Even without any exigencies, the client's leadership may want police to investigate right away. Although that may be appropriate in some cases, it's not always the best course of action. A provision in the client's insurance policy may dictate notifying law enforcement, so clients must know if they are required to file a report and refer the matter. 

Once the case has been referred to law enforcement, police investigators may not share much information with the client. If the matter goes to a grand jury, the client will be precluded from learning anything from the prosecution team.

So clients need to know when to call law enforcement, as well as whom to call.
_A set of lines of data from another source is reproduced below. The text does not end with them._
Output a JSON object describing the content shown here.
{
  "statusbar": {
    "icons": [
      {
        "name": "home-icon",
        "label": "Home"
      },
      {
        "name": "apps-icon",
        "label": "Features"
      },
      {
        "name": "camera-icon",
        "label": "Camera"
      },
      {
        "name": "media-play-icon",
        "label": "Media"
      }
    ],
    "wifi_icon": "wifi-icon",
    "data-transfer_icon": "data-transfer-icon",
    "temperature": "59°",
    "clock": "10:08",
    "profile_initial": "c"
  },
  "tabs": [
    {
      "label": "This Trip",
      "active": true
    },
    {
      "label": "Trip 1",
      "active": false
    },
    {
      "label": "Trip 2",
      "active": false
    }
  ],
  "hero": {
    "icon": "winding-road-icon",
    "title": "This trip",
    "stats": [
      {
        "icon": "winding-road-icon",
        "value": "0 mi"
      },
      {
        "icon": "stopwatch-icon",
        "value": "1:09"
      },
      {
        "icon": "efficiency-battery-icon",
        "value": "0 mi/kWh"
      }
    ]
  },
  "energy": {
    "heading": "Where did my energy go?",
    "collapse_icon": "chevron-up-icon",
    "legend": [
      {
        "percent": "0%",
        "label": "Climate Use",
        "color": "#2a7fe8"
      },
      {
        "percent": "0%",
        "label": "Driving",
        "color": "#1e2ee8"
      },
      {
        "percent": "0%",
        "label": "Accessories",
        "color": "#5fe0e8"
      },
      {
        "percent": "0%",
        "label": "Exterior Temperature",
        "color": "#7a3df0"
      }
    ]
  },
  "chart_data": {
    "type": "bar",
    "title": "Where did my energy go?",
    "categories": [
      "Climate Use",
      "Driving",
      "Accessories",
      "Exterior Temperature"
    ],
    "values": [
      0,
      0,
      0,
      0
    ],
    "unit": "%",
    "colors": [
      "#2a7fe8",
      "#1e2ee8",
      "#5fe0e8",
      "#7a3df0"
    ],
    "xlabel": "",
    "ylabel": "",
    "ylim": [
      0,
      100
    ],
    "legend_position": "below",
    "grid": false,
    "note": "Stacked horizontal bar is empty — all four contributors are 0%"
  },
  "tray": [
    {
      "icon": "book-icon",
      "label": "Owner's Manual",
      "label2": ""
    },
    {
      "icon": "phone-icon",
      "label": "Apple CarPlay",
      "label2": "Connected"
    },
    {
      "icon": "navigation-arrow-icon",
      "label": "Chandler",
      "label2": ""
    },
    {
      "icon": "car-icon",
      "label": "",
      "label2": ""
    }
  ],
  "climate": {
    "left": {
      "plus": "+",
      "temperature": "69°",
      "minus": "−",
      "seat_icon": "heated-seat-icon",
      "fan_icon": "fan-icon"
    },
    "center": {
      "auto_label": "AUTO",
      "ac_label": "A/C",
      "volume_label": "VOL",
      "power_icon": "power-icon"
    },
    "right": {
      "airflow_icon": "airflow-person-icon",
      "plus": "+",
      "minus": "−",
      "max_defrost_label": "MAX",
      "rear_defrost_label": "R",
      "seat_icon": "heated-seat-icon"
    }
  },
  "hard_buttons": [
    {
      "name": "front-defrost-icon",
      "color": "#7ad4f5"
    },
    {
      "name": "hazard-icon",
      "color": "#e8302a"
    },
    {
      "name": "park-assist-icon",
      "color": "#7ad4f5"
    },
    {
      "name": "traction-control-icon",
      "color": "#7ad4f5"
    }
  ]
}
Referring an investigation to the wrong agency or prosecutorial office can create all sorts of issues. For example, an investigation or search for assets may be outside the jurisdiction of local or state police. Thus, clients should try to understand the complexity and the geographic extent of the loss.   

In some cases, the reach across state lines or outside the country dictates seeking federal assistance.  The FBI, IRS, Secret Service, immigration and customs enforcement, U.S. Marshals and U.S. Postal iInspection Service have different priorities, skill sets and capacity.  The U.S. Attorneys' Offices have different thresholds and influence law enforcement agency priorities. 

The client's use of forensic accounting services to augment their internal investigation will be important to law enforcement; it provides a quantum of loss, witnesses, statements, evidence and a road map. A solid forensic investigation can also provide vital leads to assets.  

At some point, investigators will need bank statements and other financial records. Law enforcement will likely get them from search warrants and grand jury subpoenas. These can help establish the existence and amount of loss, including an examination of vendor business records, employee bank accounts, and shell company documents. 

Although losses from fraud occur less frequently than those from property damage, your clients should consider them inevitable and prepare accordingly.